Cost Segregation Study with Yonah Weiss - CREPN #202

Cost Segregation Study with Yonah Weiss – CREPN #202

J. Darrin Gross Podcast, Real Estate

A Cost Segregation Study is a tool available to real estate investors that accelerates depreciation which lowers the taxable income  and improves cash flow in the initial years of ownership.

Yonah Weiss is life long learner.  Formerly a teacher, he turned to real estate, first as a broker, then mortgage broker and investor who now uses all of his real estate experience to help investors understand the value of Cost Segregation Studies.  Today, he represents the cost segregation firm, Madison Specs, which has performed over 14,000 studies throughout all 50 states.  

Here, Yonah provides insight on how cost segregation can improve the cash flow of your property utilizing this IRS approved depreciation accelerator.

Cost Segregation Study

Simply put, a cost segregation study is a way of breaking down the property into faster depreciation lives than the normal straight line, twenty seven and a half (residential) or thirty nine years(commercial). So instead of taking a small deduction every single year, the IRS actually allows you to reclassify or segregate out the costs of everything in the property to these faster depreciation lives. Thereby, resulting in greater depreciation deductions and greater tax deductions in the early years of ownership which equal greater cash flow.

This detailed report becomes a source document for filing your taxes, and must be updated as you replace building elements.   



noun: depreciation

  1. a reduction in the value of an asset with the passage of time, due in particular to wear and tear.

Straight Line Depreciation

Straight line depreciation is recognized when you pay your taxes, depending on the type of property you have invested in.  The property is separated between land and building, because land does not depreciate. Then you divide your building amount by the appropriate number of years, 27.5 or 39, and take the result as a deduction from the property income.

For example:

Residential Property

Purchase price: $100,000

Est value of land: $20,000

Est value of building: $80,000

Annual depreciation: $80,000/27.5 = $2,909

Each year your basis in the building will lessen by $2,909.  

This amount is subtracted from income to determine the income amount you owe taxes on.

Accelerated Depreciation

In order to accelerate the depreciation of you building, you must have a cost segregation study performed by specialist, engineers & accountants.  They will walk the entire property, document all the components, and classify element, light switches, carpet, toilets, faucets, nail, screw, etc. into different categories representing varying life expectancies.  

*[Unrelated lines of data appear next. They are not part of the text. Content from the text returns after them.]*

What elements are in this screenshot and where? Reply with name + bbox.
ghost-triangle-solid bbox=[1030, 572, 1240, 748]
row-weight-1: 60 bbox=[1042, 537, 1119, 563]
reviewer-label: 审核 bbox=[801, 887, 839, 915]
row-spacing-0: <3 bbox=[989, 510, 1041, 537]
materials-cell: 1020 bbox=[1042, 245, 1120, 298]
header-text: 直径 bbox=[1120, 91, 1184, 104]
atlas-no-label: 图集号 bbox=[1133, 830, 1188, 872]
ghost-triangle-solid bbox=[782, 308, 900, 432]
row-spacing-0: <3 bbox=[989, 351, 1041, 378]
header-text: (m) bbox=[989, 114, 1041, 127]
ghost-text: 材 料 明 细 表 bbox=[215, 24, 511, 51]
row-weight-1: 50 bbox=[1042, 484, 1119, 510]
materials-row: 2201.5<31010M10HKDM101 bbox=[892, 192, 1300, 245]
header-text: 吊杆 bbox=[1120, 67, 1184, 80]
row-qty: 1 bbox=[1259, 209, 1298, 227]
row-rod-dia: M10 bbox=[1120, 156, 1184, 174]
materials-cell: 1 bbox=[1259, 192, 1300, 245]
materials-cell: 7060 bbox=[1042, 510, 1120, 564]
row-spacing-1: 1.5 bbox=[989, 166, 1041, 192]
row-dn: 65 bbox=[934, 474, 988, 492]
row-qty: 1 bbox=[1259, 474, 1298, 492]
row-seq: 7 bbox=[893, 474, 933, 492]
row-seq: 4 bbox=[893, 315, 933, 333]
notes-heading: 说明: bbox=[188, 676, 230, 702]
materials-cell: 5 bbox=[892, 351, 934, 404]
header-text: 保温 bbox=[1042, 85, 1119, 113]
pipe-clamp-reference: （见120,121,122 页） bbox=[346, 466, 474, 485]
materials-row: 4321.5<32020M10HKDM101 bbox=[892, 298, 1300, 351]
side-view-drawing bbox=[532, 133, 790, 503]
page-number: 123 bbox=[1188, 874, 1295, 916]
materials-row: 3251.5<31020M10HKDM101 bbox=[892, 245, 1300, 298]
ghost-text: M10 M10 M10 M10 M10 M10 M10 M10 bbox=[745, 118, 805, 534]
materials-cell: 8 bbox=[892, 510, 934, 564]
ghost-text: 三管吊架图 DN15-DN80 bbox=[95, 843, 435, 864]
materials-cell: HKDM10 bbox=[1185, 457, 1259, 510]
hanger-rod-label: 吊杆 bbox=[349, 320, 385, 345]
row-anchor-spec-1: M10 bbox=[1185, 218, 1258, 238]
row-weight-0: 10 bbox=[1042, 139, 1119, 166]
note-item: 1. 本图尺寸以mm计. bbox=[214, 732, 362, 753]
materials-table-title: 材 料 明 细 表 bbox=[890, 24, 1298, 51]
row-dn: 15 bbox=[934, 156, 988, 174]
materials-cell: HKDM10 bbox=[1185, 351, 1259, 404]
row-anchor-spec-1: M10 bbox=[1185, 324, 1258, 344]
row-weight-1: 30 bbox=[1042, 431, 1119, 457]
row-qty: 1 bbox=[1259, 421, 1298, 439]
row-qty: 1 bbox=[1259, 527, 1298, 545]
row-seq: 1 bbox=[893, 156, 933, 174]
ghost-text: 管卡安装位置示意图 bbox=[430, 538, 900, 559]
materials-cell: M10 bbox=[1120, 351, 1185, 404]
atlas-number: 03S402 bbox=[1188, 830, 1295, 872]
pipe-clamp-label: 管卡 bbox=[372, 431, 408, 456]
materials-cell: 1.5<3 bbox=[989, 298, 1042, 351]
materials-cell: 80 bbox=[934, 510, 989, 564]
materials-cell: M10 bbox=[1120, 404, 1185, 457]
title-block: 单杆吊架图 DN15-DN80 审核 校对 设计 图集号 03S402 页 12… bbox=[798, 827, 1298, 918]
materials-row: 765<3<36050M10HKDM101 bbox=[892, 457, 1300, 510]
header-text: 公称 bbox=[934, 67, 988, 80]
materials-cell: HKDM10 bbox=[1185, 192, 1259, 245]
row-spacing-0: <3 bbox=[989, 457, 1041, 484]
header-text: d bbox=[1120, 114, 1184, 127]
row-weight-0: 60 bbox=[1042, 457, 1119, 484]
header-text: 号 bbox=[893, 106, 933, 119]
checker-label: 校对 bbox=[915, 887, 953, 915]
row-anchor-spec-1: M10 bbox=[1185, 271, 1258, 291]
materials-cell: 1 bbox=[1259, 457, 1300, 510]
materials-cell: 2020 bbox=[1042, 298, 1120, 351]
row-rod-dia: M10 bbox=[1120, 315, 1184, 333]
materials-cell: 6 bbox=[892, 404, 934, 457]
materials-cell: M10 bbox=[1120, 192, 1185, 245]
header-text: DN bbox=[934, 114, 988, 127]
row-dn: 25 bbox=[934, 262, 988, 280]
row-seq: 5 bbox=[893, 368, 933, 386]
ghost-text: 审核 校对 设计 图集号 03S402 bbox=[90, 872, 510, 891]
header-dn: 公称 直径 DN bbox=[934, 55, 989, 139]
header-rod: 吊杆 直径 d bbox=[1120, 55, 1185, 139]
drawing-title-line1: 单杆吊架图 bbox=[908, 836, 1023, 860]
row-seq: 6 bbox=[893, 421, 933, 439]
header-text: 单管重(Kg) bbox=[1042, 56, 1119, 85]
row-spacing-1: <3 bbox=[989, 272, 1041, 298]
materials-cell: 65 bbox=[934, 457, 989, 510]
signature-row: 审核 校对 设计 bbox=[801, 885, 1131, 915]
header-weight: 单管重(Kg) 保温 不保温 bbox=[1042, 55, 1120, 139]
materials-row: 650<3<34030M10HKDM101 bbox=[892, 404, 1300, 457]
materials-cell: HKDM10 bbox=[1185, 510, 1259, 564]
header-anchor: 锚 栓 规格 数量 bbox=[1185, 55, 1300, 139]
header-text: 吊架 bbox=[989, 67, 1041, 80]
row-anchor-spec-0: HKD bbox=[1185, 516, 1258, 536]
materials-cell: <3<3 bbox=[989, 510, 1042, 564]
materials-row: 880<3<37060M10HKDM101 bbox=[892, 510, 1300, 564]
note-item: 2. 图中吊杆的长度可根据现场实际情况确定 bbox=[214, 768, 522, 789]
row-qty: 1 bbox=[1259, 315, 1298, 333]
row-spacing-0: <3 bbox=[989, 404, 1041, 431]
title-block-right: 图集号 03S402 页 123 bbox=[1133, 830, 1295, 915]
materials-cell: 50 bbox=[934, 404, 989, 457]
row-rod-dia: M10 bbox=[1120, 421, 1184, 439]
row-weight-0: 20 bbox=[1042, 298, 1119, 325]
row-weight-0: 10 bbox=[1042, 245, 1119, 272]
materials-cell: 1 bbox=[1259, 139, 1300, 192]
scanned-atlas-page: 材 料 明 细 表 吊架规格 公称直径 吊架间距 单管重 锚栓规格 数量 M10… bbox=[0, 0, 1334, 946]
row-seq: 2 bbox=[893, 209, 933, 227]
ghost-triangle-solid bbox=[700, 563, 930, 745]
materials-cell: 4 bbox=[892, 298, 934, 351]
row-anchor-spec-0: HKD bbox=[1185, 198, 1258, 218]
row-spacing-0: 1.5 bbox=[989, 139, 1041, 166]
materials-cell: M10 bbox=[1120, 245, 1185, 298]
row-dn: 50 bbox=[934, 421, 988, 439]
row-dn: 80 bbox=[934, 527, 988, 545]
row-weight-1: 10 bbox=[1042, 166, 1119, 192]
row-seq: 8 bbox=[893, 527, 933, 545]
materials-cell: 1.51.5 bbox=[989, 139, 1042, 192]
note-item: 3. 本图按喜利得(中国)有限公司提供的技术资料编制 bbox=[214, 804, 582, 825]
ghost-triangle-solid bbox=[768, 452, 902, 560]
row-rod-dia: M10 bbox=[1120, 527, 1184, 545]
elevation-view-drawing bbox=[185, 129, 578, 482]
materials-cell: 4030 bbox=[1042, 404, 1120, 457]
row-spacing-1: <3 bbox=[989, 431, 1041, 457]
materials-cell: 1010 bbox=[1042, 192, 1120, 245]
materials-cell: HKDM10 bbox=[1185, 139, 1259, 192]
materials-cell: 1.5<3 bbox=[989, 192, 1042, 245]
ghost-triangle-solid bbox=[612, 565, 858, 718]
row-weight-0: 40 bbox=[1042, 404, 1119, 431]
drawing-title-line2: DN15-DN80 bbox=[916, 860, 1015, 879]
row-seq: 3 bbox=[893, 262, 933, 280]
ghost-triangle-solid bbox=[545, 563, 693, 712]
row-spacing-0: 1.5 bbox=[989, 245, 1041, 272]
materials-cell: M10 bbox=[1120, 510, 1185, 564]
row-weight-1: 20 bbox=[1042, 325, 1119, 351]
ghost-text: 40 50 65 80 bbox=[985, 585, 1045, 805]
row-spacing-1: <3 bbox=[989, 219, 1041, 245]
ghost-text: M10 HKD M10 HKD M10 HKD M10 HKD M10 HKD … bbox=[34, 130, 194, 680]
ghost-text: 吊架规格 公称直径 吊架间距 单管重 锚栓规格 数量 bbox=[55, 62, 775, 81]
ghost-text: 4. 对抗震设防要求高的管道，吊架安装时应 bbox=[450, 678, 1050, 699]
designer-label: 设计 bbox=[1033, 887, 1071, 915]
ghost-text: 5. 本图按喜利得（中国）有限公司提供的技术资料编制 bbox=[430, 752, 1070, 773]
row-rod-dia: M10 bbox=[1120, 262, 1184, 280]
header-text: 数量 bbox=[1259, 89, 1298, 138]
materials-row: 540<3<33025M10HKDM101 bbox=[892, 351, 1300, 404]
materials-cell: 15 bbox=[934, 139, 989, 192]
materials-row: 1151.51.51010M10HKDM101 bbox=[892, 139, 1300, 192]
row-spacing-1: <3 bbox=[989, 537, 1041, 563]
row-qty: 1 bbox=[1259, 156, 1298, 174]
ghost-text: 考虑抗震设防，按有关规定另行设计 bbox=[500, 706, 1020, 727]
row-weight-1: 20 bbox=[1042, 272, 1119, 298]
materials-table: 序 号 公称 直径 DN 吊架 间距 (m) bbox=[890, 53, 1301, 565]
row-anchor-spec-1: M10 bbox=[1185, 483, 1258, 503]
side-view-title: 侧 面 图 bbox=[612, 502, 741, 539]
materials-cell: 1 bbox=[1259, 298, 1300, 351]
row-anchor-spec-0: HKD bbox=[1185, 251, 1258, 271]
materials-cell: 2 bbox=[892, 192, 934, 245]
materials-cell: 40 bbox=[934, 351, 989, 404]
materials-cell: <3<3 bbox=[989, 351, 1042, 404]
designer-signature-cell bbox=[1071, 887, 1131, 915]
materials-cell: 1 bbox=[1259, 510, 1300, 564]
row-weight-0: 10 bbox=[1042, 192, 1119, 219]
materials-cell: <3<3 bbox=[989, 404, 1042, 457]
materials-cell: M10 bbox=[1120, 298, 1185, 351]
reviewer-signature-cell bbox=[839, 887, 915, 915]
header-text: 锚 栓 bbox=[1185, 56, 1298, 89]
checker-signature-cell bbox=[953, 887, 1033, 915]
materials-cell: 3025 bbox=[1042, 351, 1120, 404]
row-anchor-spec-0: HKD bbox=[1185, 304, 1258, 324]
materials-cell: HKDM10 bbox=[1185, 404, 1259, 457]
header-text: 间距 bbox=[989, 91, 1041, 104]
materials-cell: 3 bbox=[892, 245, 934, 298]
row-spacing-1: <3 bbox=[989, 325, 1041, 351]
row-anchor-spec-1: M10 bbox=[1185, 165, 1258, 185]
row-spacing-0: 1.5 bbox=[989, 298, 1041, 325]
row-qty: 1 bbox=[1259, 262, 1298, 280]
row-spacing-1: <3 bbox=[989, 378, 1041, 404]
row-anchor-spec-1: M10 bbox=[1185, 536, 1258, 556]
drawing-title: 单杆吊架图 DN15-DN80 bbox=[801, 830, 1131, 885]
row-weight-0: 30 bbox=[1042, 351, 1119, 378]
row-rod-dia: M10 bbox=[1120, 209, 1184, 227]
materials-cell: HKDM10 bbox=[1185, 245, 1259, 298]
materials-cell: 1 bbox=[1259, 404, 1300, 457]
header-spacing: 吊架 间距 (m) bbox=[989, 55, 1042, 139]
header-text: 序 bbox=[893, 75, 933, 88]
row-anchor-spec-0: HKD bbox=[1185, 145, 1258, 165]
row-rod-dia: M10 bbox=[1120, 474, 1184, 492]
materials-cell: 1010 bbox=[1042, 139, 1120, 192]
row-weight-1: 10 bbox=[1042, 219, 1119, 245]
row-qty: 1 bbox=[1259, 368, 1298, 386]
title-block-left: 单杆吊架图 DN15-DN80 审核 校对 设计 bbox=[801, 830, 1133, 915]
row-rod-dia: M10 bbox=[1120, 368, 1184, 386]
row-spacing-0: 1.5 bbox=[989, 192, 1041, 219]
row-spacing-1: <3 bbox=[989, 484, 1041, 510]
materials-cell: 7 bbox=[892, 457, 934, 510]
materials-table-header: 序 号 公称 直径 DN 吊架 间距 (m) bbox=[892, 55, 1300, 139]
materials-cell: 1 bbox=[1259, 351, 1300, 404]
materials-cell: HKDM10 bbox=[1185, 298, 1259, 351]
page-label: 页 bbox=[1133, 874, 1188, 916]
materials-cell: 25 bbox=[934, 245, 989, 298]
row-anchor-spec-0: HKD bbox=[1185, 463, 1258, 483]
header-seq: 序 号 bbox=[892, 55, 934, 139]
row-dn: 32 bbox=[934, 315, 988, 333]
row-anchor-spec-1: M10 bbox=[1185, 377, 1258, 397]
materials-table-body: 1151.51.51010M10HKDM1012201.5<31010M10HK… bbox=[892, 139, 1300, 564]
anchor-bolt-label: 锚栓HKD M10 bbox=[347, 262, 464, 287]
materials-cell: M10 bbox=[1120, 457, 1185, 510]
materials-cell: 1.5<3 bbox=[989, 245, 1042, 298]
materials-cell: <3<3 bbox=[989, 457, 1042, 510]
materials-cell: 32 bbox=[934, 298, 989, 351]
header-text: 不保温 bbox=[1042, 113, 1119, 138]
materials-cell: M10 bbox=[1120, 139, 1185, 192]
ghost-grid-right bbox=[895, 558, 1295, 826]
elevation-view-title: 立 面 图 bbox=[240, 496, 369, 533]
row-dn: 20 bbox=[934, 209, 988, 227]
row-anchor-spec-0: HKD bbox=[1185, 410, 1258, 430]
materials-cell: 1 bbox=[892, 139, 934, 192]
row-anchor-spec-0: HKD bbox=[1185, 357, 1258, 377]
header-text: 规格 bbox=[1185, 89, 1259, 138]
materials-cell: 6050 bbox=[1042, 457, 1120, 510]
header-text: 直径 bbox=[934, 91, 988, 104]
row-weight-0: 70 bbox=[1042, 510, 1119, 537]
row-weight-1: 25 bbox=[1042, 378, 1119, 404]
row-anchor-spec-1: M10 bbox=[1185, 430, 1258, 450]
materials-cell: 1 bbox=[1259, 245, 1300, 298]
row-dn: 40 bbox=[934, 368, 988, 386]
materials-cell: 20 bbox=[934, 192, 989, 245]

The result is instead of taking 27.5 years to fully expense an item, you can do so in 5, 7 or 15 years.

Residential Property

Purchase price: $100,000

Est value of land: $20,000

Est value of building: $80,000

Yonah’s estimates approximately, 30% of the building value gets reclassified into shorter depreciation schedules versus straight line.  Conservatively, experience suggest:

In general up to 20% of the building may qualify for the 5 year classification.

Another 10% is classified as 15 year.

Balance 70% remains in 27.5 year schedule.

Cost Segregation Study first year depreciation:

$80,000 x .20 = $16,000

$16,000/ 5 years = $3,200/ yr for 5 years

$80,000 x .10 = $8,000

$8,000/ 10 years = $800/ yr for 10 years

$80,000 x .70 = $56,000

$56,000/ 27.5years = $2,036/ yr for 27.5 years

1st year depreciation: $6,036

This represents 207% of the straight line option.

As the property value increases, so does the value of the cost segregation and increased depreciation.  

When to do Cost Segregation

The time to do a cost segregation study is as soon as you buy or build a real estate investment.  This gives you the maximum potential benefit. This does not mean you are too late if you have owned the property for a number of years, as there may still be an opportunity for savings.  If this is the case, you can amend your tax returns and reduce your tax liability.


Each week I ask my guest, “What is the Biggest Risk Real Estate Investors face?”  

BIGGEST RISK:  I think more than anything in my experience and that risk is actually arrogance. OK so what I mean by that is when you are thinking that you’re going about and you’re making a million dollars and making 10 million dollars and it’s all you you you you’re right. You did it all. You know there is a certain when you start thinking like that you get into a very dangerous situation not just with yourself personally with the people around you. And everyone knows that real estate investing is really a team sport. And there are so many people that are involved. So when you think, just about yourself, and think about how you did it all by yourself and how great I am. And obviously that’s important. I’m not talking about you know low self-esteem here. But real humility means that I’m willing to cooperate and willing to learn from everyone around me.

How to manage the risk:  I realize that I can’t do this on my own I realize that you know whatever talents I have you know are really God given gifts and I have to be grateful for that and recognize recognize that and use them. But at the same time don’t think that you know I’m I’m the best thing in the world because that’s the biggest risk. As soon as you start thinking that history proves itself over and over and over again, you’re bound to fail and you’re bound to lose whatever you have built you lose whatever friends you made et cetera. And it’s just the easy way to lose friends in general. So that’s what I think the biggest risk is.